Saturday, January 11, 2014

Repairing the Ballard Hill — Part 6

This post is a kind of reprise, with some shots from earlier in the process of repairing the hill. It could almost be seen as a follow-up to my Part 3, which is at: . I post these additional photos in response to some e-mail questions about the adding of an old piece of scenery to the layout, and my technique with plaster cloth plus paper mache.
     The piece of old scenery was classic hardshell, made with plaster-soaked paper towels, over window screen. The plaster in many places was embedded into the screen, making the entirety pretty sturdy, despite being separated from the layout. You can see this in these shots of my son Sylvan (at left) and me, lifting the old piece into place. There were some blobs of fresh paper mache underneath this piece—shown in Part 3, cited above—which would serve to attach the addition. (My wife took most of these shots.)

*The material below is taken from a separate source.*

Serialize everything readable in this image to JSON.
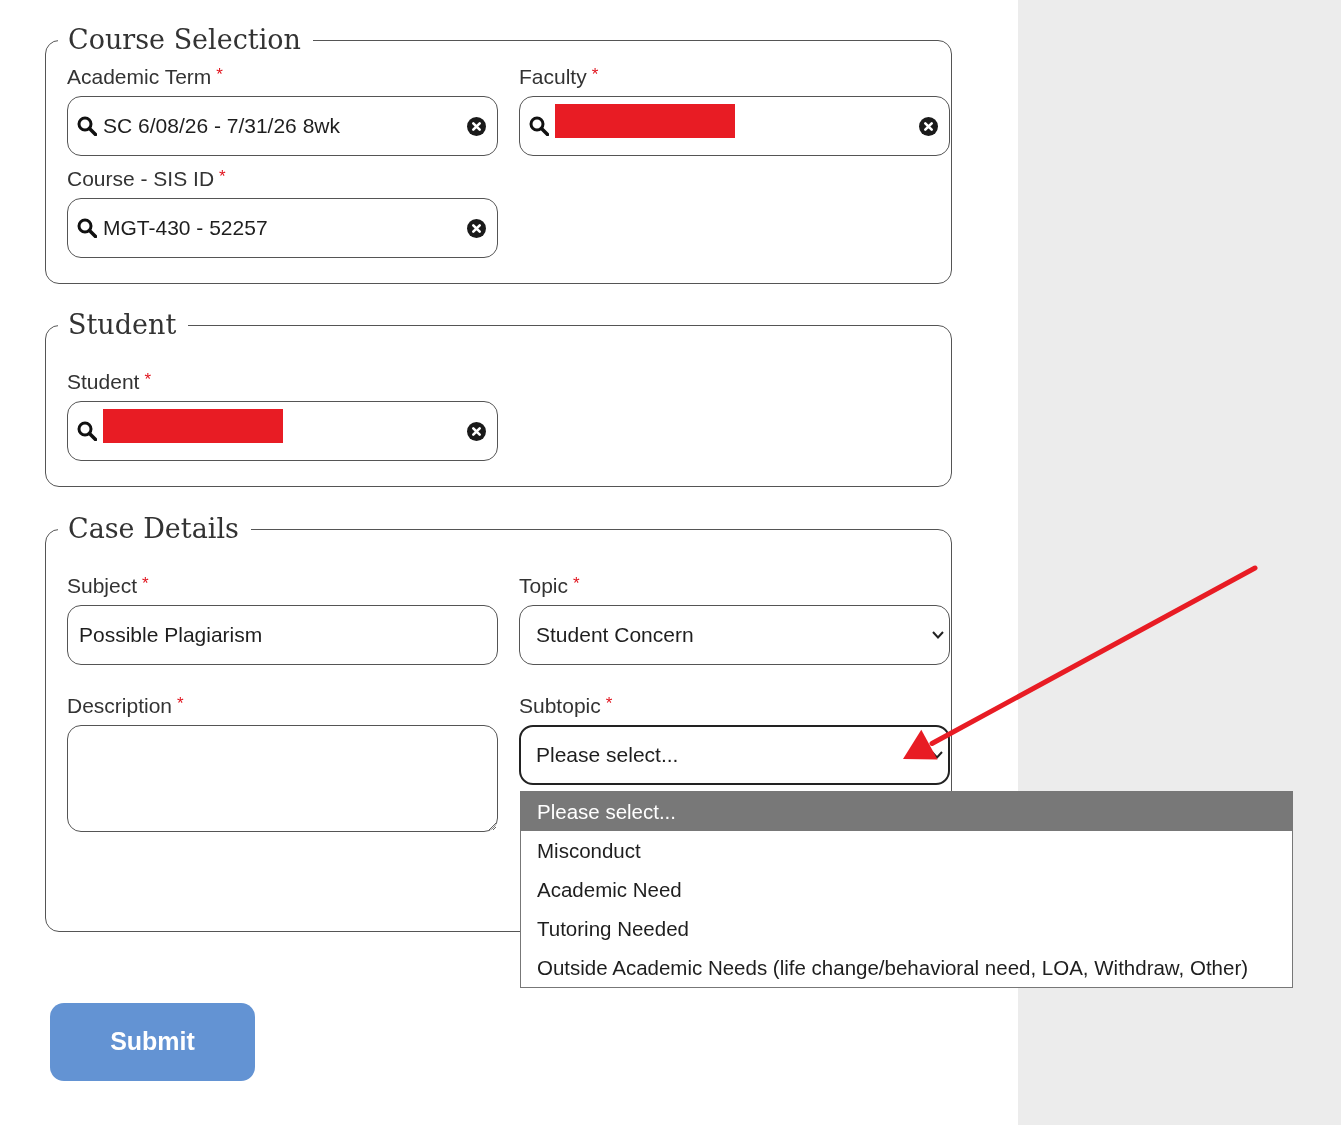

Another view as we wiggled the piece to get the best fit onto the mountaintop.

This was really just a matter of finding the best orientation, then pressing down on the old scenery segment to make sure it was “glued” with the paper mache beneath.
     I have shown previously how I made the major contours in areas that required a new surface, using Woodland Scenics’ Plaster Cloth material. Here is a view of a freshly made surface of that kind, on the right half of the photo. At upper left, paper mache contouring has already been done. This stage is similar to that shown in Part 4 of this series, which if you’re interested can be found at: .

     My approach to work with Sculptamold and Brandt’s Paper Mache (materials I’ve discussed in previous posts on this topic) to create all the new surfaces needed, is to place it with a putty knife, in most cases, then refine. Here I am working around some outcropping rocks (plaster castings already placed).

Once the fresh paper mache is in place, I use fingers, usually wetted so the paper mache only sticks minimally to the finger, to smooth and adjust the surface left by the knife.

And of course like all such scenery methods, I always say, “contour, let dry, and repeat” until it looks just like you want. You can always add a little more.